I struggled to keep my breathing even as I leaned over and placed my hands on top of his. Beneath my fingers, he trembled. “Heathcliff, if you tell me you didn’t take the tree, then I believe you. But is there any possibility that in your inebriated state you might have done something to it? Thrown it somewhere on the street, or cut it up? Maybe if we—”

“I didn’t do it. I crashed into the bloody thing when I came home, but that was it. I came upstairs and went to bed.”

“Then why didn’t you want DS Wilson to look in your room?”

“None of your business.” He jerked his hands from under mine, making the whole desk shake.

“Fine.” I closed my eyes for a moment, blinking back the tears that threatened to fall. “I stand by what I said. Even though you’re being a complete wanker, I believe you. But convincing DS Wilson and the rest of the village is another matter – the four of us have to tackle this the way we settle all the other mysteries that cross our path. We’ve got two days to figure out who took the tree and presents and make them return it.”

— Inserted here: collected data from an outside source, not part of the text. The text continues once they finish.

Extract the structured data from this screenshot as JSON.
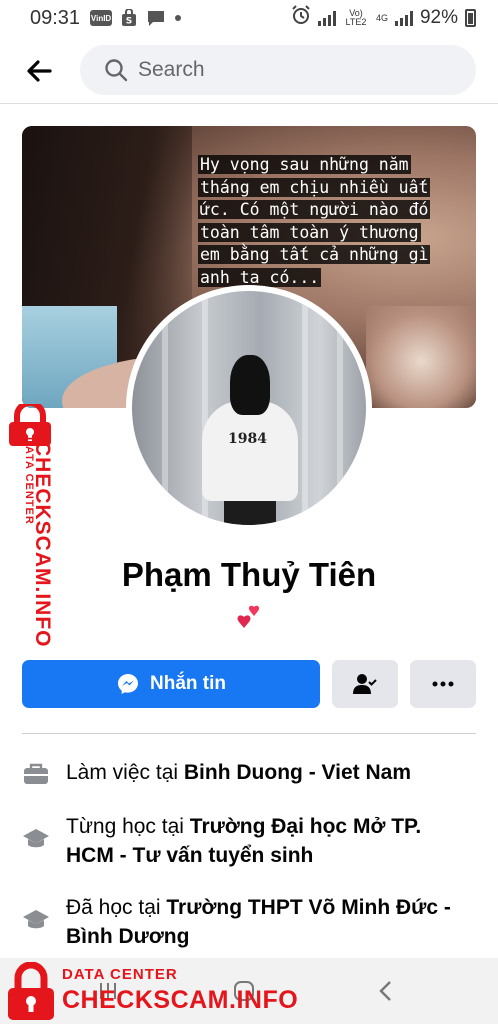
{
  "status_bar": {
    "time": "09:31",
    "left_icons": [
      "viettel-icon",
      "store-icon",
      "chat-icon",
      "dot-icon"
    ],
    "carrier_label": "Vo) LTE2",
    "network_label": "4G",
    "battery": "92%"
  },
  "header": {
    "search_placeholder": "Search"
  },
  "cover": {
    "caption_lines": [
      "Hy vọng sau những năm",
      "tháng em chịu nhiều uất",
      "ức. Có một người nào đó",
      "toàn tâm toàn ý thương",
      "em bằng tất cả những gì",
      "anh ta có..."
    ]
  },
  "avatar": {
    "shirt_print": "1984"
  },
  "profile": {
    "name": "Phạm Thuỷ Tiên",
    "emoji": "💕"
  },
  "actions": {
    "message_label": "Nhắn tin"
  },
  "intro": {
    "work_prefix": "Làm việc tại ",
    "work_place": "Binh Duong - Viet Nam",
    "edu1_prefix": "Từng học tại ",
    "edu1_place": "Trường Đại học Mở TP. HCM - Tư vấn tuyển sinh",
    "edu2_prefix": "Đã học tại ",
    "edu2_place": "Trường THPT Võ Minh Đức - Bình Dương"
  },
  "watermark": {
    "small": "DATA CENTER",
    "big": "CHECKSCAM.INFO"
  },
  "colors": {
    "primary": "#1877f2",
    "secondary_button": "#e4e6eb",
    "watermark_red": "#e4161c"
  }
}
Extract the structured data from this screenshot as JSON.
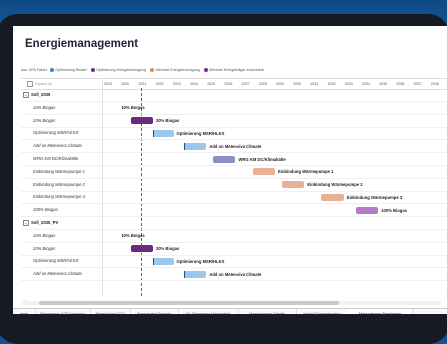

Morrie and Quoth looked at each other. Quoth fluttered to the ground and transformed back into his human form. Naked, he stared at the floor, his long hair curtaining his face so I couldn’t see the pain in his eyes.

“I’d love to help, Mina. But I’ve got to head over to the animal shelter. They’ve got a fresh litter of rescued kittens coming in today. And now that they’re not going to get all the supplies from under the tree, they need all the help…” his words faded into a shudder.

“But, Quoth—”

Quoth had already scooped up his clothes and padded away into the shadows.

I glared at Heathcliff. “You should go after him.”